There are no exemptions for importing silver, copper, zinc, nickel and gold from the DPRK. And since December 2016, the experts said China, Sri Lanka, and India imported one or more of these minerals in violation of sanctions.
As for violations of the arms embargo, the panel said it was conducting investigations in Angola, Congo, Eritrea, Mozambique, Namibia, Tanzania and Uganda as well as Syria.
In Mozambique, for example, the experts said they are looking into the reported supply of shoulder-launched surface-to-air missiles, air defense systems, other surface-to-air missiles and radar by a North Korean trading company.

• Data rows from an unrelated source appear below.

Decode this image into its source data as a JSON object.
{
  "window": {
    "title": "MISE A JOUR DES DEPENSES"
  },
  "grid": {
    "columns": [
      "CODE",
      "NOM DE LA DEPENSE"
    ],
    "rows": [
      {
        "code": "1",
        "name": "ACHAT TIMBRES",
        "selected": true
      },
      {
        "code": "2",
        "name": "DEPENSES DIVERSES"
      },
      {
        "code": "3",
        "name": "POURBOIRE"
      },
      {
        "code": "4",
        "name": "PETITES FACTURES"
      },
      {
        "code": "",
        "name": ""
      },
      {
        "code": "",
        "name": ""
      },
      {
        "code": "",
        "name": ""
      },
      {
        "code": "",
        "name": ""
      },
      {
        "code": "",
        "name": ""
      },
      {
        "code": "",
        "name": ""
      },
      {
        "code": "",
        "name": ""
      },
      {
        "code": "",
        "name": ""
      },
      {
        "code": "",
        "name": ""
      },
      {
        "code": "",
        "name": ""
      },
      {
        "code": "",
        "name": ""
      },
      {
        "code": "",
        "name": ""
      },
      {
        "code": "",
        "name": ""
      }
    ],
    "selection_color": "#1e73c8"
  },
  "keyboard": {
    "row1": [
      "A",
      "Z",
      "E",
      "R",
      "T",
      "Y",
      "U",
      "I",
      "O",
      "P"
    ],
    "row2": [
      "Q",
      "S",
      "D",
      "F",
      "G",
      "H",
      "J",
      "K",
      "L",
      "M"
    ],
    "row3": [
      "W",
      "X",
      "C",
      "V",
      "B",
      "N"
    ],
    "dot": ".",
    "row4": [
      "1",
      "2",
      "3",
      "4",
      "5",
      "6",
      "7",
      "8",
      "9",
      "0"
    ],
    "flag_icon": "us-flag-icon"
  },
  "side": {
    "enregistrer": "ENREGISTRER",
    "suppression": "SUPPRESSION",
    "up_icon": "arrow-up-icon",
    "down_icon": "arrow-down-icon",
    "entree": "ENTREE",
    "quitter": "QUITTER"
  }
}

They are also investigating reports that the same company is repairing and upgrading Tanzania's surface-to-air missile systems.
When it comes to financial sanctions, the panel said the DPRK continues to evade and violate them in a number of ways: Many DPRK financial institutions maintain representatives overseas who conduct transactions that facilitate prohibited programs; many foreign financial institutions wittingly or unwittingly provide banking services to DPRK front companies and others engaged in prohibited activities; and foreign investments in DPRK banks or joint ventures give those banks access to funding and the international financial system.
In addition, the experts said, "DPRK officials and entities have engaged in deceptive financial practices, including opening multiple bank accounts in the same country and in neighboring countries in their own names, under family members' names, and in the names of front companies."
As for shipping, the experts said the number of foreign-flagged DPRK vessels has been "dramatically reduced" in response to U.N. sanctions. But they said North Korea "continued to hone its evasion tactics" by increasing the number of DPRK-flagged ships by a corresponding number.